If, as this hard technology determinist viewpoint suggests, content is destined to be free – i.e., the content creators and publishers will not be directly compensated the way they are today when you make a purchase from your local CD store – then the real question is what system could replace the content compensation system that has worked quite well for the last 300 years. However, implementing revenue models for infinitely redistributable goods is not an entirely novel question, and there are several economic models that can support the creation of content. What there may not be is enough revenue to support the publishers of that content in addition to the authors, which helps explain why the RIAA is so eager to thwart digital distribution. When an ecosystem undergoes severe environmental changes, certain organisms that were previously essential – like the cyanobacteria that originally converted carbon dioxide to oxygen, or the record companies’ A&R men – may recede to minor ecological niches.
Economists have a term for what digital goods have become. Items are "nonrival" when we can all make use of them without anyone having to give them up. If I copy your CD, you’re none the worse for it (nonrival), but if I steal your car, you will probably be upset (rival). Goods are "nonexcludable" when it becomes impractical to stop everyone from making use of the item, once one person can. It is infeasible, for instance, to stop additional viewers of broadcast television (nonexcludable), while it is very feasible to stop additional moviegoers from entering a theater (excludable). Economists call nonrival, nonexcludable items "pure public goods," although the name does not imply that public goods can be provided only by the government.
Lighthouses are a classic pure public good. They are nonrival because each additional ship does not reduce the light available to the others. They are nonexcludable because any ship sailing by can see them. There are cases in New England two centuries ago of shipping guilds building privately managed lighthouses, even though the services couldn’t be withheld from non-members. Most medical research and nearly all basic scientific research today is a pure public good, although for exactly this reason it is often financed (at least indirectly) by the government. Other textbook public goods are national defense, mosquito control, and public radio. In each case, the cost of providing the item to one consumer is the same as providing it to any number of consumers (nonrival), and it is impractical to stop anyone from making use of the good (nonexcludable). The table below provides some examples.
| EXCLUDABLE | NONEXCLUDABLE
RIVAL | car, Walkman | unmanaged fishing rights
NONRIVAL | movie in a movie | lighthouses, national defense,
| theater, concert | mosquito control
| in a large hall |
If content is becoming a pure public good, it will necessitate a radical rethinking of the recording industry’s claim that copying content is stealing. We as a society react very differently toward the unpaid use of rival versus nonrival goods. Think of the punishment inflicted, for example, on those who steal cars versus those who listen to public radio without contributing to the fund drives.
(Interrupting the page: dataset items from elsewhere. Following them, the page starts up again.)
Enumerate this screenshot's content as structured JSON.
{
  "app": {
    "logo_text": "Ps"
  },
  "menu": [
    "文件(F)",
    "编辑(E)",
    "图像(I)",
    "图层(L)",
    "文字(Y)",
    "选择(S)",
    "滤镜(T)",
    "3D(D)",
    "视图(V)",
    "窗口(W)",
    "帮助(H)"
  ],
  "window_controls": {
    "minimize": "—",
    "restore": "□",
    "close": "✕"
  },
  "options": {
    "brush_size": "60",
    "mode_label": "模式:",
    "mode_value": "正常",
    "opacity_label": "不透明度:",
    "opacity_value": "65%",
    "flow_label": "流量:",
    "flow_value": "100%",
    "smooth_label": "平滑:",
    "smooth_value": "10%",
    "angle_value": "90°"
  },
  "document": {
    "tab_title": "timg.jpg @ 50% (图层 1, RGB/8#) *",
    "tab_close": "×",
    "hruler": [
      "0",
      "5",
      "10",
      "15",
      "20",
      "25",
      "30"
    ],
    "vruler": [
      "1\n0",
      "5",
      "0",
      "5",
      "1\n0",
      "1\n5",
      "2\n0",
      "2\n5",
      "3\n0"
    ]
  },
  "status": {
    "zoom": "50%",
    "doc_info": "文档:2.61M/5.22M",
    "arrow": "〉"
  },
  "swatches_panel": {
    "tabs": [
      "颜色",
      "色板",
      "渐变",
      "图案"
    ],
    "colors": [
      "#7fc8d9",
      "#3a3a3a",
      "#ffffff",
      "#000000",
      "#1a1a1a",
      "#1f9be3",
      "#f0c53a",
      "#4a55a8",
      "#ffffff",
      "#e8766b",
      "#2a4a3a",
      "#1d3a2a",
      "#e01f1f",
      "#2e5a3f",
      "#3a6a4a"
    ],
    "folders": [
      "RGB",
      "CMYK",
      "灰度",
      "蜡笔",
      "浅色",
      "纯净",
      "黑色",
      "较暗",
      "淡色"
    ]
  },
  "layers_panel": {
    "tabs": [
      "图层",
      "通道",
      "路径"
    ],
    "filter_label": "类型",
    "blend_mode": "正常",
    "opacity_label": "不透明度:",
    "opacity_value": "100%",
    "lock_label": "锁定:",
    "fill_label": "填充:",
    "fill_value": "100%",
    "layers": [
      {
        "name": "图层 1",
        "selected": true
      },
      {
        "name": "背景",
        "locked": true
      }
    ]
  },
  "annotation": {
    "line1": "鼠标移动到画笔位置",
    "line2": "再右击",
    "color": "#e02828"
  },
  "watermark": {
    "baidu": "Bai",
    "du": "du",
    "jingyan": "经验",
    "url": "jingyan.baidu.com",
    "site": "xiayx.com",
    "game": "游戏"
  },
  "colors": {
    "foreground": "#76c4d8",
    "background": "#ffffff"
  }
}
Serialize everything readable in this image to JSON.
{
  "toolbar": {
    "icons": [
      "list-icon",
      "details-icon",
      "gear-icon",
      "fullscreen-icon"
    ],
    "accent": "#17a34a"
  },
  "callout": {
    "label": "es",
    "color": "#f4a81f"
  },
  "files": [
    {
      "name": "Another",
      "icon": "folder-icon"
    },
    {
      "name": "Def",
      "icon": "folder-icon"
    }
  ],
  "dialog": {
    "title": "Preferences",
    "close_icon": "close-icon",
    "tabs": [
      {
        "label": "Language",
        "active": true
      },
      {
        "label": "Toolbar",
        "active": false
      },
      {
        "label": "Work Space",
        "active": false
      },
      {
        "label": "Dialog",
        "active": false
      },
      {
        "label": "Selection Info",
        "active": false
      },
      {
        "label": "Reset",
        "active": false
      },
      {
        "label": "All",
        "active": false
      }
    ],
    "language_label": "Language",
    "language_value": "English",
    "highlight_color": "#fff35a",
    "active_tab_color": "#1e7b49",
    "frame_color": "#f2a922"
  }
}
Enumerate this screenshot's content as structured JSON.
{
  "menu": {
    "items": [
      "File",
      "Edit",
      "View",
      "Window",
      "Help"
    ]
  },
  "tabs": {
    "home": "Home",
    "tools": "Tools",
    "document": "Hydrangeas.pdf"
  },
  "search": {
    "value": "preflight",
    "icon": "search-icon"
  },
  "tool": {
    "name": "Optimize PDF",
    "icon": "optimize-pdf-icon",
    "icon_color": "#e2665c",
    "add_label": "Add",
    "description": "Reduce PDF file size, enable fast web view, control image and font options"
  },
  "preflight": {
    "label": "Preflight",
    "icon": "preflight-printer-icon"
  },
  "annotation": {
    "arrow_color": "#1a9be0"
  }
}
Of course, whether a good is rival or not is beside the point if you can successfully exclude people who don’t pay. (Ask Microsoft, whose cost for selling one copy of Office is approximately the same as selling 100 million copies (nonrival), but which has used informant tactics and large legal penalties to make their software very excludable, at least for businesses.)
The lawyers representing the recording and movie industry are well aware of the threat to their business models of digital content, and they believe they have already developed the answer: encryption. Encryption represents the music industry’s last, best hope of maintaining their product as excludable. Why they are wrong, and content protection is doomed to failure, will have to wait for the next essay.